Постмодернистский взгляд на средневековую историю оказался блюдом весьма своеобразным - очень много информации, которая для такого дремучего читателя, как я, оказалась неинформативной (прошу прощения за каламбур, но иначе выразить свои ощущения не получается). Огромное количество букв, персонажей, сюжетных линий и мест действия категорически отказались складываться в единый сюжет, доступный моему восприятию. Отдаленно напомнило ощущения, испытанные во время первого знакомства с творчеством Бальзака - невероятное количество словесных (в данном случае - исторических и персонажных) кружев, в которых запутываешься и тонешь, забывая, о чем идет речь.
Впервые же в книге мне встретился и главный герой, который в ней совсем не главный. Само его существование является лишь фоном для всего остального, которого до безобразия много. Здесь и противостояние Испании и Португалии за колониальную пальму первенства, и закулисье папского двора, и религия, и "освоение севера", и путешествие в Африку, и излишняя детализация физиологических процессов, и даже экстрасенс в количестве одной штуки... Очень, очень много ингредиентов в этом блюде - бесконечная смена декораций и действующих лиц больше напоминала калейдоскоп, в котором картинка меняется до того, как ты успел рассмотреть предыдущую. Некоторые из картинок получились весьма яркими и запоминающимися - крысиные войны в Риме, зарисовки различных событий папского двора, убогий и суровый монастырский быт, только почему-то они так и осели в памяти именно отдельными картинками, никоим образом не связанными с основным сюжетом. Впрочем, суть основного сюжета также осталась для меня нераскрытой тайной.
Подобного рода литературу я не читала и читать не буду (по крайней мере, добровольно), поэтому сравнивать прочитанное мне не с чем, понять крайне сложно, а проанализировать вообще невозможно. Даже на малейшую толику объективности не претендую, ибо настолько "не моё" мне еще не приходилось читать в текущем туре ДП.
Долгая прогулка 2018. Август. Бонус. Команда "Непричёсанные мюсли".

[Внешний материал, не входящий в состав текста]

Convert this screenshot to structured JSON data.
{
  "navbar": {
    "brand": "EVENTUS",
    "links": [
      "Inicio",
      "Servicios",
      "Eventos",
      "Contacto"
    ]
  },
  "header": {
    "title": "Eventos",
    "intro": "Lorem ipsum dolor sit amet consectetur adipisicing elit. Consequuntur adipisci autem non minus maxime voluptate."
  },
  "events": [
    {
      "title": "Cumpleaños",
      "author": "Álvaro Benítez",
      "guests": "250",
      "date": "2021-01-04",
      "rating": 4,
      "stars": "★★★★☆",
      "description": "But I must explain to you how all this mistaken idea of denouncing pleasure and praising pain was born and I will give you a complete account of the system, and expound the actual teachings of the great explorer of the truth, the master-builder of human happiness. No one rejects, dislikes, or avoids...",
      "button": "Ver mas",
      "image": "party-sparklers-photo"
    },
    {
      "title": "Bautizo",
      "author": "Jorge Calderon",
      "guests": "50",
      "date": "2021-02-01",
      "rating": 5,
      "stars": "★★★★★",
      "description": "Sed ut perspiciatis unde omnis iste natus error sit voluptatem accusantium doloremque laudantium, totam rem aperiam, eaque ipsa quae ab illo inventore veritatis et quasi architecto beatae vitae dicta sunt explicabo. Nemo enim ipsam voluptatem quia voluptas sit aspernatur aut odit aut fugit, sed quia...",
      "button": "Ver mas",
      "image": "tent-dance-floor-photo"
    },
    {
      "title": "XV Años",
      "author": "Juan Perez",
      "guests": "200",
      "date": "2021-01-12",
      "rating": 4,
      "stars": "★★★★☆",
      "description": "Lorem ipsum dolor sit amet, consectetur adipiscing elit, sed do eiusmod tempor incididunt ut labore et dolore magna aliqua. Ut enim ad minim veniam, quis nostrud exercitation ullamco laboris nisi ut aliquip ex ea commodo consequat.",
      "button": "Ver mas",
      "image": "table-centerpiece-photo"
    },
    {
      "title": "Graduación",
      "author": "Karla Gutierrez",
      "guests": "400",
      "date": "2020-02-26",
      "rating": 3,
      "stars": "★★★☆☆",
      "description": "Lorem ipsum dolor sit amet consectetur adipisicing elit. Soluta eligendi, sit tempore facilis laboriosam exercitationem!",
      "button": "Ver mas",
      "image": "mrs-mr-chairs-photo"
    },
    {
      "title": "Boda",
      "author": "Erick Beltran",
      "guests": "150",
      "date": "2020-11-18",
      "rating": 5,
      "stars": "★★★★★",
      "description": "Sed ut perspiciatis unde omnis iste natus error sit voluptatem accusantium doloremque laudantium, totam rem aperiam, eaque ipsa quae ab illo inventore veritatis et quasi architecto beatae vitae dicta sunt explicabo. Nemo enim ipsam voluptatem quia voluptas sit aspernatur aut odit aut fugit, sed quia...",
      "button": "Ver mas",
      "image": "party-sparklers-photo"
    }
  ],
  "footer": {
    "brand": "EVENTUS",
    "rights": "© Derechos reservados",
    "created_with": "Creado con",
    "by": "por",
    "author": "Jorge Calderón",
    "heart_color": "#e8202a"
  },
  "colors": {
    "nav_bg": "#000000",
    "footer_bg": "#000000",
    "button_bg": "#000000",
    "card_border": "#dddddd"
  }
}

Если спросить меня о Норфолке, то я скажу, что это, наверное, какой-нибудь герцог, которого я видела в каких-нибудь сериалах, типа "Тюдоров" или "Пустой короны". То, что существует писатель, я бы не сказала. Вот настолько он известен в узком круге меня и читалки. Почему я читала "Носорога..."? Потому что в "Словаре ламприеров" есть ужасное слово - постмодернизм. Но иногда я начинаю задумываться: может зря я обхожу его стороной? Может лучше читать его, чем о том, как у кардинала разверзлась жопа и вонь взлетела к самим сводам?
С первых страниц меня не покидало ощущение, что я читаю нечто из фентези. А когда мне наспойлерили, что там будут и драконы (судите сами, насколько они там есть), я вообще порадовалась. Этакая сказка для взрослых, где странные мужчины, найдут город богатств, утерянный под водой, спасут его и все станут жить долго и счастливо. Но что-то явно пошло не так.
Фентези превратилось в псевдоисторический роман, в котором описание чего бы то ни было превращалось в очень длинное и скучное описание чего бы то ни было. Но если у определенного эпизода очень подробно описано начало, еще не значит, что он заслужит и конец. За четверть книги, в которой описаны трехсотлетние мытарства церквушки и монастыря на краю мира, я успела с ним сродниться, проникнуться сочувствием (как и многие) к Йоргу. Как вы думаете, что стало с монастырем в итоге? Вот я и не знаю. Зачем автору писать об этом? Он словно забыл об этом своем герое (назову это место именно героем, потому что для меня оно ожило).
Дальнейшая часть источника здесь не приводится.